I'm so sorry you are going through a hard time of it
and I think we have all dealt with depression after being
diagnosed with Crohn's.

Once again, welcome..
Hugs~Nancy

 

[Jennifer]

Good luck to you! That sounds like a real pain to have a limited number of doctors to choose from because you're in another country but I'm used to that in my own country because most don't take my insurance. Try to not get too scared of the side effects too much because not everyone experiences side effects and certainly not all of them and keep in mind that there are a lot of different meds out there. I hope you find a treatment that works best for you. As far as diets go I've only tried bland diets (white meat only, white rice, steamed veggies with only a little butter and salt) while in a flare but drop all diets while in remission.

Welcome to the forum!

 

[Mark63]

Hi and welcome.

I've been dealing with perianal Crohns for a long time now. Recurrent abscess make me think that you need to have an MRI. The "gold standard" when it come to working out what is going on down there is a combination of MRI and examination under anaesthesia. Just trusting to drugs is unlikely to resolve the problem. If there are areas of trapped infection these need to be drained before the drugs can really get to grips with the problem.

Sorry, that you find your self with a poor choice of Doctors. It can be difficult to find the right one here too. Perhaps you can persist with the one that you have, but tell them that the current treatment is not working? Ask for further investigations to be carried out with a view to seeing if other treatment would be more appropriate.

Good luck with the diet if you give it a try. I've never found my perianal problems to be aggravated by the food that I eat. I do try to eat healthily and found avoiding wheat, gluten, dairy and caffeine really helped with the gastritis that I developed after being on azathioprine.

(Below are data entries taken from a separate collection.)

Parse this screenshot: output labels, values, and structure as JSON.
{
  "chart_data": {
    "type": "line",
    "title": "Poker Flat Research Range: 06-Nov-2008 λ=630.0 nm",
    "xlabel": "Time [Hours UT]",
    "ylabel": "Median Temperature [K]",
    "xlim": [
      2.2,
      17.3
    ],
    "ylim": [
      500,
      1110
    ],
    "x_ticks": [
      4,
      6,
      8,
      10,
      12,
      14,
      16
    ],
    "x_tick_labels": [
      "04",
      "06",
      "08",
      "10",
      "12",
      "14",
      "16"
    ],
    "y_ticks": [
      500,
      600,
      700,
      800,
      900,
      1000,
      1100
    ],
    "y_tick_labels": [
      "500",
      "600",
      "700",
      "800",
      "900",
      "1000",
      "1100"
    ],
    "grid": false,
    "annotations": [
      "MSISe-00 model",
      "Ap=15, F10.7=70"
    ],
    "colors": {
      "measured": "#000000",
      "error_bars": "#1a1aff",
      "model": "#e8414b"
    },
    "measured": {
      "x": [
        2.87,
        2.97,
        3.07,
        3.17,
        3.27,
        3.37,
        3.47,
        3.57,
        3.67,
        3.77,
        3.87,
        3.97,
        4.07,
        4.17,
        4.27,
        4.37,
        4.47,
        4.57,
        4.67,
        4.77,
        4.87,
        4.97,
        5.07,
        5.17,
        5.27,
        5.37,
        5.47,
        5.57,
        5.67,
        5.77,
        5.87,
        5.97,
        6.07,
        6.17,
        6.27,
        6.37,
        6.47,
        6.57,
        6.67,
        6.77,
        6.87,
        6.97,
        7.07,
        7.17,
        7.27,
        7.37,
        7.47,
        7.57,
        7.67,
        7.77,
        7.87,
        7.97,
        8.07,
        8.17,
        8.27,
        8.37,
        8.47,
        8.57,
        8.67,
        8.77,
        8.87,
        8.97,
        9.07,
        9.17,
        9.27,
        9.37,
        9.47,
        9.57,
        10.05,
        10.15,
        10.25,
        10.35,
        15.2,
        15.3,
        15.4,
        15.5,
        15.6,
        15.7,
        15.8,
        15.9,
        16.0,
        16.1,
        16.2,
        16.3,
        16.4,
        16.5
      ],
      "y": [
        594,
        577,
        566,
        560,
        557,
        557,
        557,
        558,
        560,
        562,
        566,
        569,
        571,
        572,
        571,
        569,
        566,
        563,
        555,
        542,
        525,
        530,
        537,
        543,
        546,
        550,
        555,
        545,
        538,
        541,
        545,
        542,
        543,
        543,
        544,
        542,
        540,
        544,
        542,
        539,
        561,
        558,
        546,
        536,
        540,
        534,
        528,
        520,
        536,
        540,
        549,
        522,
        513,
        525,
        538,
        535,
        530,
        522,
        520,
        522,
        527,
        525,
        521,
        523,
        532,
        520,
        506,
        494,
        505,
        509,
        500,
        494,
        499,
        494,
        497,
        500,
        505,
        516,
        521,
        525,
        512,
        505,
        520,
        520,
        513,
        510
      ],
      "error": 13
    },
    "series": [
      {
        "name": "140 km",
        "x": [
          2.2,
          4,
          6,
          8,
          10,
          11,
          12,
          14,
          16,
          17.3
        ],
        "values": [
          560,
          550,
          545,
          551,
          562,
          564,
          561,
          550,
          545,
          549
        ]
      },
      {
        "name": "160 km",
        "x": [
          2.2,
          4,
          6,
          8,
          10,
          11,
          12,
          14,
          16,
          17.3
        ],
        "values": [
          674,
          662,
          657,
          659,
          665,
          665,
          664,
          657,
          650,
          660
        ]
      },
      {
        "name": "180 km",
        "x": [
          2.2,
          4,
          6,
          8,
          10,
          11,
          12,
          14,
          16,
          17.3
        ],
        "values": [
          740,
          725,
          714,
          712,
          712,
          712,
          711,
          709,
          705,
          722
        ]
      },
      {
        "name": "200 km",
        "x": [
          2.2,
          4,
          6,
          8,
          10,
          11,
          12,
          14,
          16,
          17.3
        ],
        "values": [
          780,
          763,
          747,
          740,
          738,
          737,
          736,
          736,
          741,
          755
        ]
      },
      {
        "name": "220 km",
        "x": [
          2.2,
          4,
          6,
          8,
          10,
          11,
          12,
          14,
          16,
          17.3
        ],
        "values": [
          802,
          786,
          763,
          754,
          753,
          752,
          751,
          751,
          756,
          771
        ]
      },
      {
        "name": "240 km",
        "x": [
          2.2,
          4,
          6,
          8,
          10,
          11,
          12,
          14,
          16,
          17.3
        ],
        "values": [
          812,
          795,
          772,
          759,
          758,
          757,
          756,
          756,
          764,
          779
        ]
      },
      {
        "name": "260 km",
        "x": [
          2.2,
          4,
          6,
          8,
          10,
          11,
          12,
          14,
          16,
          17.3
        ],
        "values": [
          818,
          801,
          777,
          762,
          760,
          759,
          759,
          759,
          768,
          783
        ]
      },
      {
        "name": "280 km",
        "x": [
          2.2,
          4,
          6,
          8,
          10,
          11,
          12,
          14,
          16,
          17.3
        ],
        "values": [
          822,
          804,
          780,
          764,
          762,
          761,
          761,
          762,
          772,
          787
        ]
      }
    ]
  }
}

Let us know how you get on.


Mark

 

[ameslouise]

Hi Arctic and welcome!

Sorry to hear about your frustrations with meds and your current medical care situation. Do you have someone that speaks the language you can take with you to a doc to translate? I am also wondering what the occurence of Crohn's is in Israel - are there a lot of docs there that specialize in treating IBD? Here in the US, Crohn's used to be known as a very Jewish disease, but more so in Jews of Eastern European descent, and not necessarily in those of Israeli descent. Just curious.

It's normal to feel tear and anxious like you said after diagnosis. I cried for three months solid after I was diagnosed! Seeing a therapist and going on anti-anxiety meds helped me a lot.

The meds can be scary with their side effects, but you need to weigh the benefits vs the risks. It's a tough choice, we've all been there!

Good luck! - Amy

 

[hannah-rose]

Hi,
I was diagnosed with Crohn's in November 2010, but probably started having issues (perianal fissure that wouldn't heal, etc) back in 2007.

I have that too I have the dreaded 'bum disease' strain of crohns. At the moment I have a big perianal ulcer that wont heal. I'm hoping and praying that my doc can sort me out with infliximab (remicade) as it's supposed to really help. Either that or I'm destined to have a massive crater in my ass forever. Wooh!